As the last chief of a once great and powerful people, we must be allowed to say a few more words respecting Black Hawk, which we give from the pen of one who knew him personally. “A deep-seated melancholy,” says he, “was apparent in his countenance and conversation, and he spoke occasionally of his former greatness with an inexpressible sadness, representing himself as at one time master of the country north-east and south of us. In the autumn of 1838 he set out for the frontier, where payment was to be made to the tribe of a portion of their annuity. The weather was both hot and wet, and he appears to have imbibed on his journey the seeds of the disease which terminated his life. In October the commission was to meet the tribes at Rock Island, but Black Hawk was then too ill to accompany them. On the 3rd of October he died, after an illness of seven days. His only medical attendant was one of the tribe who knew something of vegetable antidotes.
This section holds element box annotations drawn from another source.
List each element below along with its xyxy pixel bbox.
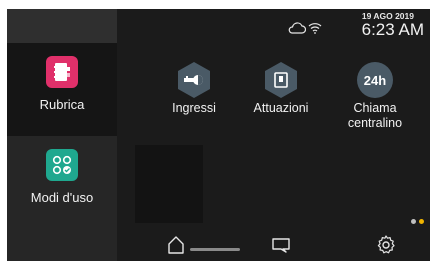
messages-button[interactable]: [269, 233, 293, 257]
tile-attuazioni[interactable]: Attuazioni: [231, 61, 331, 116]
sidebar-item-label: Rubrica: [39, 97, 85, 112]
tile-ingressi[interactable]: Ingressi: [144, 61, 244, 116]
modes-icon: [46, 149, 78, 181]
page-dot: [411, 219, 416, 224]
home-indicator-bar[interactable]: [190, 248, 240, 251]
settings-button[interactable]: [374, 233, 398, 257]
message-icon: [272, 238, 290, 253]
device-screen: Rubrica Modi d'uso 19 AGO 2019 6:23 AM I…: [7, 9, 430, 261]
status-icons: [288, 21, 322, 39]
sidebar-item-modi-duso[interactable]: Modi d'uso: [7, 136, 117, 226]
actuator-icon: [265, 62, 297, 98]
home-icon: [168, 236, 184, 254]
tile-label: Chiama centralino: [347, 101, 403, 130]
page-indicator: [411, 219, 424, 224]
svg-text:24h: 24h: [364, 73, 386, 88]
empty-tile: [135, 145, 203, 223]
address-book-icon: [46, 56, 78, 88]
sidebar-item-label: Modi d'uso: [30, 190, 94, 205]
tile-label: Ingressi: [172, 101, 216, 115]
wifi-icon: [308, 21, 322, 39]
status-time: 6:23 AM: [361, 20, 424, 39]
settings-icon: [377, 235, 395, 254]
tile-chiama-centralino[interactable]: 24h Chiama centralino: [325, 61, 425, 131]
cloud-icon: [288, 21, 307, 39]
home-button[interactable]: [164, 233, 188, 257]
tile-label: Attuazioni: [253, 101, 309, 115]
bottom-nav: [117, 225, 430, 261]
key-icon: [178, 62, 210, 98]
sidebar-header: [7, 9, 117, 43]
page-dot-active: [419, 219, 424, 224]
status-bar: 19 AGO 2019 6:23 AM: [117, 9, 430, 43]
sidebar-item-rubrica[interactable]: Rubrica: [7, 43, 117, 136]
sidebar: Rubrica Modi d'uso: [7, 9, 117, 261]
24h-icon: 24h: [357, 62, 393, 98]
His wife, who was devotedly attached to him, mourned deeply for him during his illness. She seemed to have a presentiment of his approaching death, and said, ‘He is getting old—he must die; Monotah is calling him home!’
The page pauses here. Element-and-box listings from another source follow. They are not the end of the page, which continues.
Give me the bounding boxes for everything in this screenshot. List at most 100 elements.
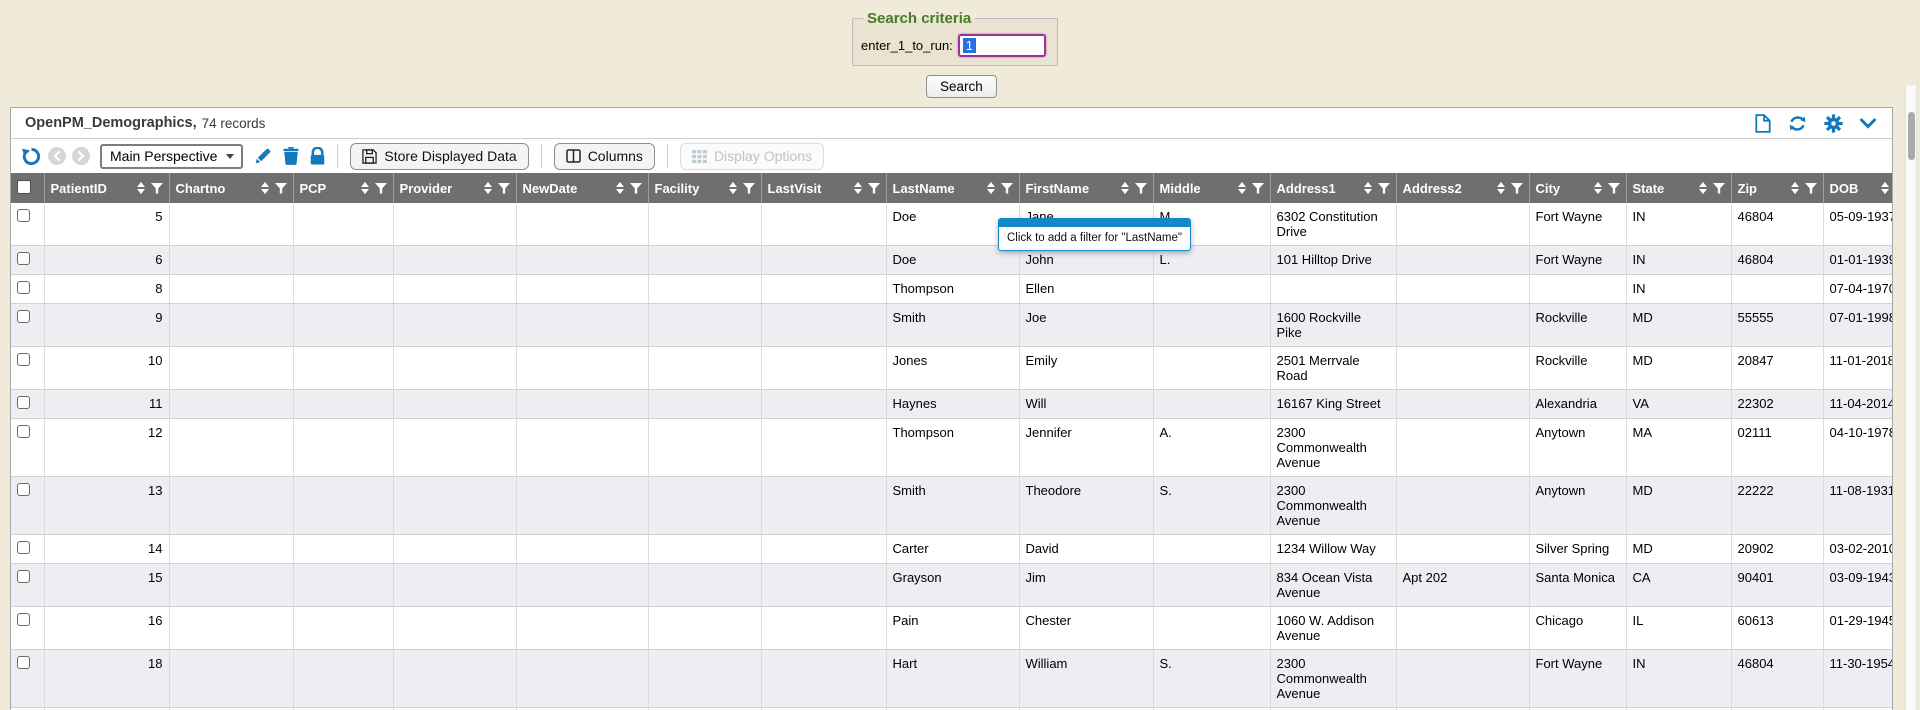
column-header-label: FirstName: [1026, 181, 1115, 196]
chevron-right-icon[interactable]: [72, 147, 90, 165]
column-header-pcp[interactable]: PCP: [293, 173, 393, 203]
columns-button[interactable]: Columns: [554, 143, 655, 170]
cell-facility: [648, 347, 761, 390]
record-count: 74 records: [202, 116, 266, 131]
cell-city: Rockville: [1529, 347, 1626, 390]
search-criteria-panel: Search criteria enter_1_to_run: 1: [852, 10, 1058, 66]
column-header-state[interactable]: State: [1626, 173, 1731, 203]
vertical-scrollbar-thumb[interactable]: [1908, 112, 1915, 160]
sort-icon[interactable]: [361, 182, 369, 194]
document-icon[interactable]: [1755, 114, 1771, 133]
column-header-lastvisit[interactable]: LastVisit: [761, 173, 886, 203]
filter-funnel-icon[interactable]: [868, 183, 880, 194]
cell-pcp: [293, 419, 393, 477]
sort-icon[interactable]: [729, 182, 737, 194]
row-checkbox[interactable]: [17, 281, 30, 294]
vertical-scrollbar-track[interactable]: [1905, 85, 1917, 710]
filter-funnel-icon[interactable]: [1511, 183, 1523, 194]
trash-icon[interactable]: [283, 147, 299, 165]
pencil-icon[interactable]: [254, 147, 272, 165]
column-header-patientid[interactable]: PatientID: [44, 173, 169, 203]
row-select-cell: [11, 390, 44, 419]
filter-funnel-icon[interactable]: [1713, 183, 1725, 194]
column-header-firstname[interactable]: FirstName: [1019, 173, 1153, 203]
filter-funnel-icon[interactable]: [375, 183, 387, 194]
sort-icon[interactable]: [1791, 182, 1799, 194]
sort-icon[interactable]: [616, 182, 624, 194]
filter-funnel-icon[interactable]: [275, 183, 287, 194]
row-checkbox[interactable]: [17, 656, 30, 669]
sort-icon[interactable]: [261, 182, 269, 194]
row-checkbox[interactable]: [17, 396, 30, 409]
filter-funnel-icon[interactable]: [1135, 183, 1147, 194]
column-header-chartno[interactable]: Chartno: [169, 173, 293, 203]
refresh-icon[interactable]: [1788, 114, 1807, 133]
sort-icon[interactable]: [1364, 182, 1372, 194]
column-header-dob[interactable]: DOB: [1823, 173, 1892, 203]
row-checkbox[interactable]: [17, 310, 30, 323]
row-checkbox[interactable]: [17, 541, 30, 554]
search-button[interactable]: Search: [926, 75, 997, 98]
row-select-cell: [11, 607, 44, 650]
column-header-middle[interactable]: Middle: [1153, 173, 1270, 203]
cell-dob: 07-04-1970: [1823, 275, 1892, 304]
column-header-newdate[interactable]: NewDate: [516, 173, 648, 203]
row-checkbox[interactable]: [17, 252, 30, 265]
column-header-address2[interactable]: Address2: [1396, 173, 1529, 203]
column-header-lastname[interactable]: LastName: [886, 173, 1019, 203]
cell-city: Fort Wayne: [1529, 246, 1626, 275]
column-header-zip[interactable]: Zip: [1731, 173, 1823, 203]
filter-funnel-icon[interactable]: [151, 183, 163, 194]
sort-icon[interactable]: [1121, 182, 1129, 194]
sort-icon[interactable]: [854, 182, 862, 194]
table-row: 10JonesEmily2501 Merrvale RoadRockvilleM…: [11, 347, 1892, 390]
filter-funnel-icon[interactable]: [1001, 183, 1013, 194]
column-header-facility[interactable]: Facility: [648, 173, 761, 203]
row-checkbox[interactable]: [17, 613, 30, 626]
chevron-left-icon[interactable]: [48, 147, 66, 165]
table-row: 12ThompsonJenniferA.2300 Commonwealth Av…: [11, 419, 1892, 477]
row-checkbox[interactable]: [17, 570, 30, 583]
sort-icon[interactable]: [1238, 182, 1246, 194]
cell-address1: [1270, 275, 1396, 304]
column-header-provider[interactable]: Provider: [393, 173, 516, 203]
sort-icon[interactable]: [987, 182, 995, 194]
lock-icon[interactable]: [310, 147, 325, 165]
row-checkbox[interactable]: [17, 483, 30, 496]
row-checkbox[interactable]: [17, 209, 30, 222]
cell-state: IL: [1626, 607, 1731, 650]
sort-icon[interactable]: [484, 182, 492, 194]
sort-icon[interactable]: [1881, 182, 1889, 194]
column-header-address1[interactable]: Address1: [1270, 173, 1396, 203]
sort-icon[interactable]: [1699, 182, 1707, 194]
run-input[interactable]: 1: [958, 34, 1046, 57]
run-input-value: 1: [963, 38, 976, 53]
cell-address2: [1396, 390, 1529, 419]
perspective-select[interactable]: Main Perspective: [100, 144, 243, 169]
cell-zip: 20847: [1731, 347, 1823, 390]
filter-funnel-icon[interactable]: [743, 183, 755, 194]
filter-funnel-icon[interactable]: [1608, 183, 1620, 194]
gear-icon[interactable]: [1824, 114, 1843, 133]
filter-funnel-icon[interactable]: [1805, 183, 1817, 194]
row-checkbox[interactable]: [17, 425, 30, 438]
sort-icon[interactable]: [1594, 182, 1602, 194]
cell-zip: 20902: [1731, 535, 1823, 564]
row-select-cell: [11, 203, 44, 246]
select-all-checkbox[interactable]: [17, 180, 31, 194]
filter-funnel-icon[interactable]: [630, 183, 642, 194]
records-table: PatientIDChartnoPCPProviderNewDateFacili…: [11, 173, 1892, 710]
sort-icon[interactable]: [137, 182, 145, 194]
cell-firstname: Jim: [1019, 564, 1153, 607]
row-checkbox[interactable]: [17, 353, 30, 366]
column-header-city[interactable]: City: [1529, 173, 1626, 203]
undo-icon[interactable]: [21, 146, 42, 167]
cell-middle: [1153, 390, 1270, 419]
filter-funnel-icon[interactable]: [1378, 183, 1390, 194]
sort-icon[interactable]: [1497, 182, 1505, 194]
filter-funnel-icon[interactable]: [1252, 183, 1264, 194]
filter-funnel-icon[interactable]: [498, 183, 510, 194]
chevron-down-icon[interactable]: [1860, 118, 1876, 129]
store-displayed-data-button[interactable]: Store Displayed Data: [350, 143, 528, 170]
cell-address1: 2300 Commonwealth Avenue: [1270, 650, 1396, 708]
“After his death, he was dressed in the uniform presented to him at Washington, and placed upon a rude bier with bark laid across, on which he was carried by four of his braves to the place of interment, followed by his family and about fifty of the tribe, the chiefs being all absent. They seemed deeply affected and mourned in their usual way, shaking hands and muttering in gutteral tones prayers to Monotah for his safe passage to the land prepared for the reception of all Indians. The grave was six feet deep and of the usual length, situated upon a little eminence about fifty yards from his wigwam. The body was placed in the middle of the grave in a sitting posture, upon a seat constructed for that purpose. On his left, the cane given him by Henry Clay was placed upright, with his right hand resting upon it. Many of his old trophies, his favourite weapons and some Indian garments were placed in the grave. The whole was then covered with plank, and a mound of several feet in height thrown over, and the whole enclosed with pickets twelve feet in height. At the head of the grave was placed the American flag, and a post was raised at the foot, on which, in Indian characters was inscribed his age, which was about seventy-two.”
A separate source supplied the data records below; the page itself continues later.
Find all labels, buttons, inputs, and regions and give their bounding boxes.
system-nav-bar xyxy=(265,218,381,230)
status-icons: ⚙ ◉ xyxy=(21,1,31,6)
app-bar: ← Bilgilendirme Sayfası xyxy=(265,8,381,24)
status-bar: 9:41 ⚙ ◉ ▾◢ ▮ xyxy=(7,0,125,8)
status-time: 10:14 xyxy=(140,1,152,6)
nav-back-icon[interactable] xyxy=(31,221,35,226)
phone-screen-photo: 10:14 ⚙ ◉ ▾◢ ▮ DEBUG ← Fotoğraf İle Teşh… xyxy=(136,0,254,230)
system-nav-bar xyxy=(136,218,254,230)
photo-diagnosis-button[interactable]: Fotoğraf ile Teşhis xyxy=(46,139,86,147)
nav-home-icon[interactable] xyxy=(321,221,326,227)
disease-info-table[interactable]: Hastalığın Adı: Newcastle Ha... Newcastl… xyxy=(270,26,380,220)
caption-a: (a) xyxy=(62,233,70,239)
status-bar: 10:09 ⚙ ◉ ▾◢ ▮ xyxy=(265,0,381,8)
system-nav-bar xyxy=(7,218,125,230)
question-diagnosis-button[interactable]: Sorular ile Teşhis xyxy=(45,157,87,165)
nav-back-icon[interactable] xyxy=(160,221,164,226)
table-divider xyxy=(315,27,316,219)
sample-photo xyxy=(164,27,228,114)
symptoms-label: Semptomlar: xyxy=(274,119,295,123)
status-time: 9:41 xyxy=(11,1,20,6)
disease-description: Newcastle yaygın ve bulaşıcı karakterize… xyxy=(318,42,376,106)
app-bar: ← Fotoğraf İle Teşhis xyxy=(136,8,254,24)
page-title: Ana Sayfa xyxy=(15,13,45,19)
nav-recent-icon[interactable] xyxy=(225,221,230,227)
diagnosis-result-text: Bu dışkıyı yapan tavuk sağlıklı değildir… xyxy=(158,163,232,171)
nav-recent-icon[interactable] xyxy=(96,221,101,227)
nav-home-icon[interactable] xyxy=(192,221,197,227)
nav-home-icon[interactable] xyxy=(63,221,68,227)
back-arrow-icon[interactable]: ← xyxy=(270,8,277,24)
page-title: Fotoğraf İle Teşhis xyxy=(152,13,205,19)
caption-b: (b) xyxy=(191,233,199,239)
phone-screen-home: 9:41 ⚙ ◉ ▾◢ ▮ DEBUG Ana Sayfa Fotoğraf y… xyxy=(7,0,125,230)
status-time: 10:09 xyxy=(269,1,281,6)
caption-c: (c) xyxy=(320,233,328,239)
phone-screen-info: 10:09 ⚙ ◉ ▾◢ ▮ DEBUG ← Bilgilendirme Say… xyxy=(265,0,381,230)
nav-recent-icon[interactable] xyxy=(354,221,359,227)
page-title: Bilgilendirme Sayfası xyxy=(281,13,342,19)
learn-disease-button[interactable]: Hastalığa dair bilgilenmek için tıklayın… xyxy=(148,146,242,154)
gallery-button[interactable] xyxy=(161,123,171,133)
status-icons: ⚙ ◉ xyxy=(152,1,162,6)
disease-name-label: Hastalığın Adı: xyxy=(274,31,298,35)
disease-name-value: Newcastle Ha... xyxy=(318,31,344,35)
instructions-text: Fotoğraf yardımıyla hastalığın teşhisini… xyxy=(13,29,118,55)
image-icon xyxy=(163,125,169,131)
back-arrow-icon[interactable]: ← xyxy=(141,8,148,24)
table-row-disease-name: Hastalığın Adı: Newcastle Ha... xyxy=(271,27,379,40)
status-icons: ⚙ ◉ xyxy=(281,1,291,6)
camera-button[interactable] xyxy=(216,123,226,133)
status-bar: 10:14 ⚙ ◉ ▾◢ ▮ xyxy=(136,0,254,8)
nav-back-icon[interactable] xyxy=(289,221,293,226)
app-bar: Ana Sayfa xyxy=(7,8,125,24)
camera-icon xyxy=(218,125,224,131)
As an instance of the rapid growth of civilization in the wilderness of the West, we will give a few sentences from the graphic pen of Judge Hall, when speaking of this very region in the year of Black Hawk’s death. “The country,” says he, “over which Black Hawk, with a handful of followers, badly mounted and destitute of stores or munitions of war, roamed for hundreds of miles, driving off the scattered inhabitants, is now covered with flourishing settlements, with substantial houses and large farms—not with the cabins and clearings of border-men, but with the comfortable dwellings and the well-tilled fields of independent farmers. Organised counties and all the subordination of social life are there; and there are the noisy school-house, the decent church, the mill, the country store, the fat ox and the sleek plough-horse. The Yankee is there with his notions and his patent-rights, and the travelling agent with his subscription book; there are merchandise from India and from England, and in short all the luxuries of life. And all this within six years. Six years ago the Indian warrior ranged over that fertile region which is now covered with an industrious population, while the territories of Wisconsin and Iowa and vast settlements in Missouri have since grown up, beyond the regions which was then the frontier and the seat of war.”